かつて北朝鮮外交官だった脱北民の高英煥(コ・ヨンファン)元韓国国家安保戦略研究院副院長は「1990年代の苦難の行軍当時でさえ平壌駐在の外交官たちは外交団商店で普通に生活必需品を購入できたが、今は国境封鎖の影響で生活必需品の調達が完全に途絶え、基本的な生活も成り立たなくなっているのだろう」と予想した。
平壌は北朝鮮で最も恵まれているが、外交官たちがそこからも脱出しなければならないとすれば、平壌現地の経済難も非常に深刻との見方が当然出るはずだが、これを裏付ける具体的な兆候は確認されていない。昨年の北朝鮮の貿易総額は前年比で80%も減少したが、為替や物価は比較的安定した状態が維持されている。
これは殺人的な経済難の中でも北朝鮮当局が平壌を特別管理しているためとみられる。北朝鮮の内部事情に詳しい消息筋は「調味料、化粧品、ぜいたく品など海外からの物資調達は難しいが、今すぐ飢え死にするほどの状況ではなさそうだ」と伝えた。
しかし平壌以外の地域は非常に困難な状況が続いているという。
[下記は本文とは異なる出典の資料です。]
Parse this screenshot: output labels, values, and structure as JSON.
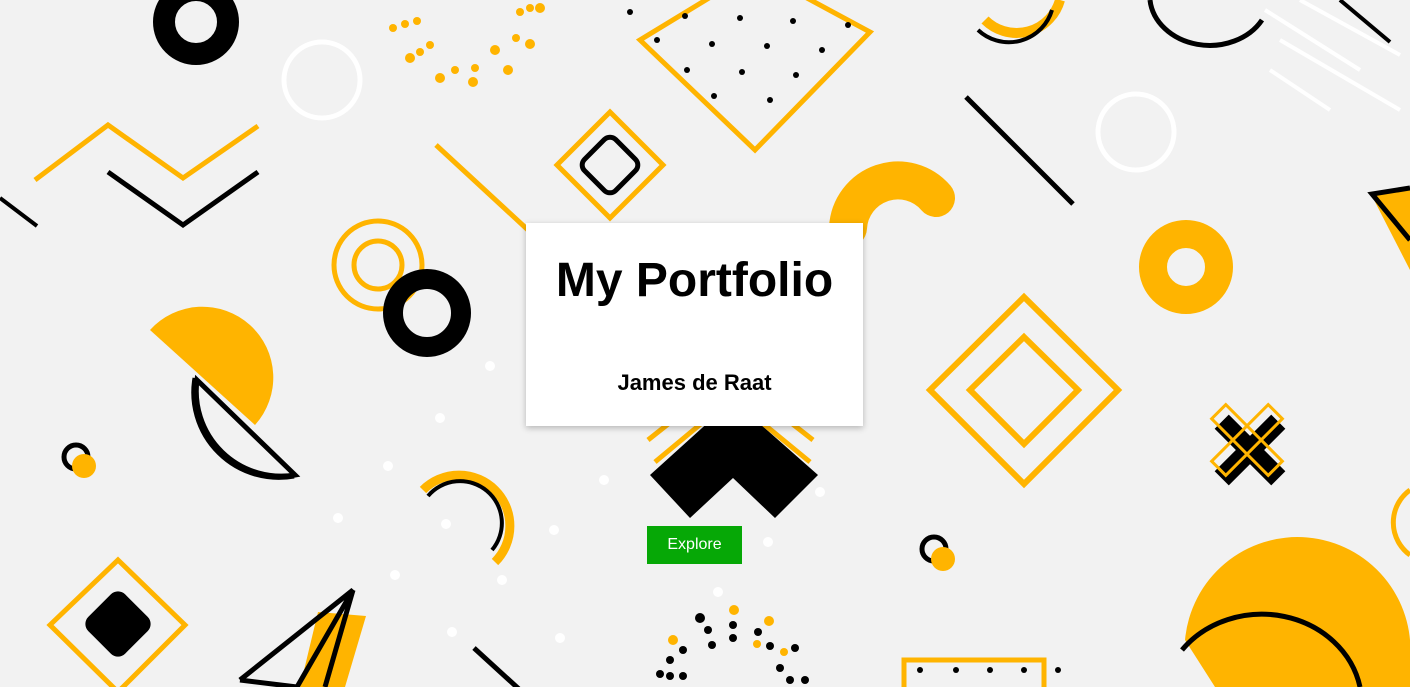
{
  "hero": {
    "title": "My Portfolio",
    "author": "James de Raat",
    "button_label": "Explore"
  },
  "colors": {
    "background": "#f2f2f2",
    "accent_yellow": "#ffb400",
    "ink": "#000000",
    "card": "#ffffff",
    "button": "#06a806",
    "button_text": "#ffffff"
  }
}
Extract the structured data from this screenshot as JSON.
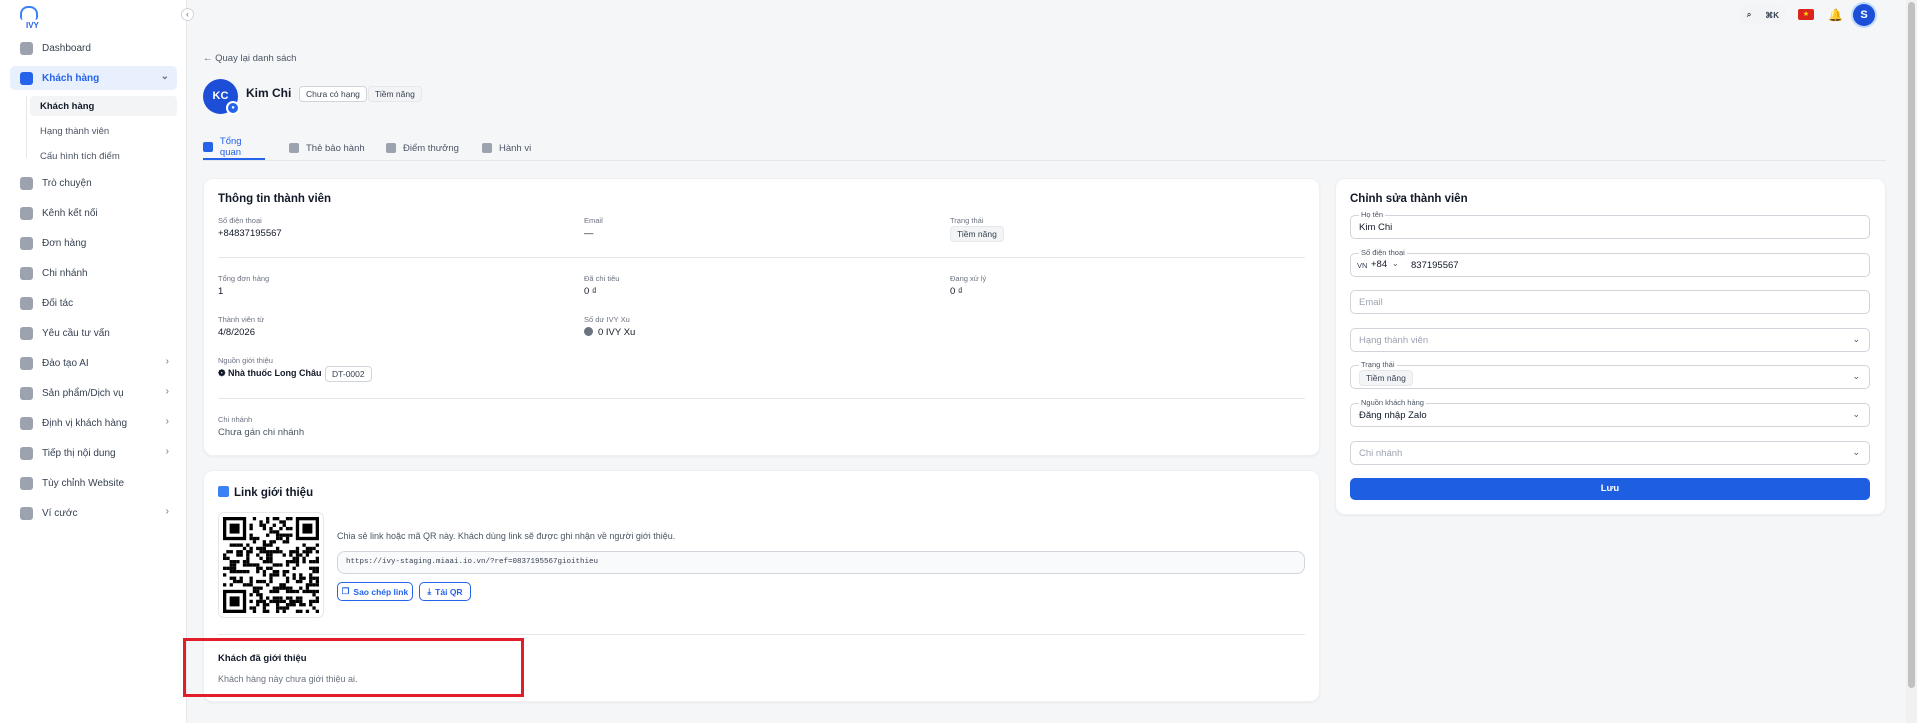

かつて北朝鮮の政府関係者だったある脱北者は「平壌共和国という言葉がなぜ使われているか。それは体制を支える党、政府、軍の核心階層が集まって生活する平壌に北朝鮮政権が全ての物資を優先的に供給し、そのためそれ以外の地域を犠牲にしているからだ」とした上で「このような状況が今後も続けば、北朝鮮体制の耐久力は急速に弱体化するだろう」と予想した。